In this edition of Independent Spotlight, we’ll be taking a look at a brand new track by Swedish singer songwriter Ted Bergqvist. (I’m American, so goodness know I’ll be butchering that last name in my head throughout the entirety of this article.) The new song, ‘Crucified,’ drops on March 7 as a single version and an instrumental rendition. Let’s dig into Bergqvist first:
Bergqvist has spent most of his life writing music which lead to ‘A Different Shade Of Grey,’ his first EP in 2012. (No, there isn’t any relation to this weekend’s big blockbuster...) His first full-fledged record dropped in 2013, ‘From The Inside And Out.’ ‘Crucified’ is his first new work since that record and the new track is produced by Amir Aly. So how’s the track?
The independent singer songwriter industry tends to gravitate to simplistic acoustic performances on either guitar or piano. Bergqvist feels more complex than that, boasting a hauntingly beautiful orchestral piece on ‘Crucified.’ The production is of the highest quality, and Bergqvist has done a really exceptional job piecing together this beautiful number. His vocal performance is good, though it isn’t exciting or anything to write home about. The vocal style he’s adopted paired with the stereotypical lyrics make the song feel like a production void of individualistic creativity. It feels manufactured and a tad cheesy at points, “My tears are falling again...”
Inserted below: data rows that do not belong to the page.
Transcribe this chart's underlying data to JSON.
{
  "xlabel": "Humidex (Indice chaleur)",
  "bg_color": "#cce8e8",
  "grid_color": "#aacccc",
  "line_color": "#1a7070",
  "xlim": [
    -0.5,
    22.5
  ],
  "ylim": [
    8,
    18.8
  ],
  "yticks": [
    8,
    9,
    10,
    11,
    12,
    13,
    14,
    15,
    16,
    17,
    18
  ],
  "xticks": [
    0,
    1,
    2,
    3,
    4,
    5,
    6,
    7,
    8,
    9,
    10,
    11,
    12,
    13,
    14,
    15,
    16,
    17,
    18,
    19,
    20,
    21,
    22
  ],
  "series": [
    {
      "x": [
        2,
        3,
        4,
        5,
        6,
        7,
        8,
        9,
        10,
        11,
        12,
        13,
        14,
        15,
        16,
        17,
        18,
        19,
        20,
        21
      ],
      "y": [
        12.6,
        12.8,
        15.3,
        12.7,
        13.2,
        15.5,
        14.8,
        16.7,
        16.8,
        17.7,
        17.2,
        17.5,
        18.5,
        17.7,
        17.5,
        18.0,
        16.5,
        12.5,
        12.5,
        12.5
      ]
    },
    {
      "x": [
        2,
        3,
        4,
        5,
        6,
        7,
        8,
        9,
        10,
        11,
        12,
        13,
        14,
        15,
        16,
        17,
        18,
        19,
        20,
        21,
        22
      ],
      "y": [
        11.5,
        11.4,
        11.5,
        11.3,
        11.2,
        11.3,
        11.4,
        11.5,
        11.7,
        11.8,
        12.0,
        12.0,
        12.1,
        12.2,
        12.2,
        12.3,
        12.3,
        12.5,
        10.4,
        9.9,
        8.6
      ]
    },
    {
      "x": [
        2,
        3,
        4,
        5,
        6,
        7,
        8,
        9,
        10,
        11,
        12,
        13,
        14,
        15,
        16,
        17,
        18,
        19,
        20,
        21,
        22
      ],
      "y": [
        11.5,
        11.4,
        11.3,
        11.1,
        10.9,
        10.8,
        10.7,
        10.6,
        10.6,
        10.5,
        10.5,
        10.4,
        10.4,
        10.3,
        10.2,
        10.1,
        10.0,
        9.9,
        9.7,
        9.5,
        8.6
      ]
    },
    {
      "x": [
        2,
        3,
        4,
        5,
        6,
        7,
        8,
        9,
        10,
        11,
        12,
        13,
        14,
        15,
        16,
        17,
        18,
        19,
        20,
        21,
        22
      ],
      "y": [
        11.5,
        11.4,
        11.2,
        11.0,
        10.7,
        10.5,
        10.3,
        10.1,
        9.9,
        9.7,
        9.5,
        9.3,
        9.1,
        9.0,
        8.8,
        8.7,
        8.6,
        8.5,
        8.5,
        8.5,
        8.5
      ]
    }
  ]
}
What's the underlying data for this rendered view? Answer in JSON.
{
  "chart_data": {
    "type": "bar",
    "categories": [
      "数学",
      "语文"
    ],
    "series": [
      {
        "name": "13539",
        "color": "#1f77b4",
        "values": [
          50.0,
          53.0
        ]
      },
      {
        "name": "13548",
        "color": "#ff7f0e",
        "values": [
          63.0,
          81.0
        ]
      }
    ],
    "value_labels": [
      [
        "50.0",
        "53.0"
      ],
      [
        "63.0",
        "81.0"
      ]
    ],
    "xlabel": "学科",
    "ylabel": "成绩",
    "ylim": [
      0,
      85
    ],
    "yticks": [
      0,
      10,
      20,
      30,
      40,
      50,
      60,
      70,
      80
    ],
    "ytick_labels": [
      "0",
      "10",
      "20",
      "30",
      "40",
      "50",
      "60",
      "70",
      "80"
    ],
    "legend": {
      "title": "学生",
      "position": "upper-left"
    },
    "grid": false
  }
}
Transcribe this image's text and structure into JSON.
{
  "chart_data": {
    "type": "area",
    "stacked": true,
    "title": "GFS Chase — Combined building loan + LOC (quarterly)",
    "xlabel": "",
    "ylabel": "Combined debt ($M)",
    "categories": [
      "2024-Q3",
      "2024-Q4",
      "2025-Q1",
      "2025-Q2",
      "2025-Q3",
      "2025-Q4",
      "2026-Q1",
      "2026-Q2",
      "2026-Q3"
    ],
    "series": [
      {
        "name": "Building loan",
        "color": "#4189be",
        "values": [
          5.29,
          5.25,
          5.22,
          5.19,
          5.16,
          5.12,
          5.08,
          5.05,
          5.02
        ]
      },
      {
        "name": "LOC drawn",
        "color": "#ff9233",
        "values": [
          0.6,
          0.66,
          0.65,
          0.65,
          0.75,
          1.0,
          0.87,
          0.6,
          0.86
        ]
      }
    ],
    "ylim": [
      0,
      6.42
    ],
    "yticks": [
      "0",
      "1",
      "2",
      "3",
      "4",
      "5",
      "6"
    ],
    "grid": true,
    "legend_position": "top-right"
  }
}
I actually prefer ‘Crucified’ much more as an instrumental. It’s absolutely stunning, and subtracts the cheesy lyrics that caused me to distance myself from enjoying the original take. My suggestion to listeners would be to tackle both in the same sitting and then making a decision about which appeals to you over the other. They’re really identical, minus the vocals, so there isn’t much of a reason to continue to play them both. Listeners will likely just pick whichever one suits them.
Ted Bergqvist is a wonderful composer, and an elegant performer. His vocals feel contrived, as do the lyrics, making ‘Crucified’ dramatically more memorable as a scenic instrumental. Nevertheless, both performances are impactful and worth checking out.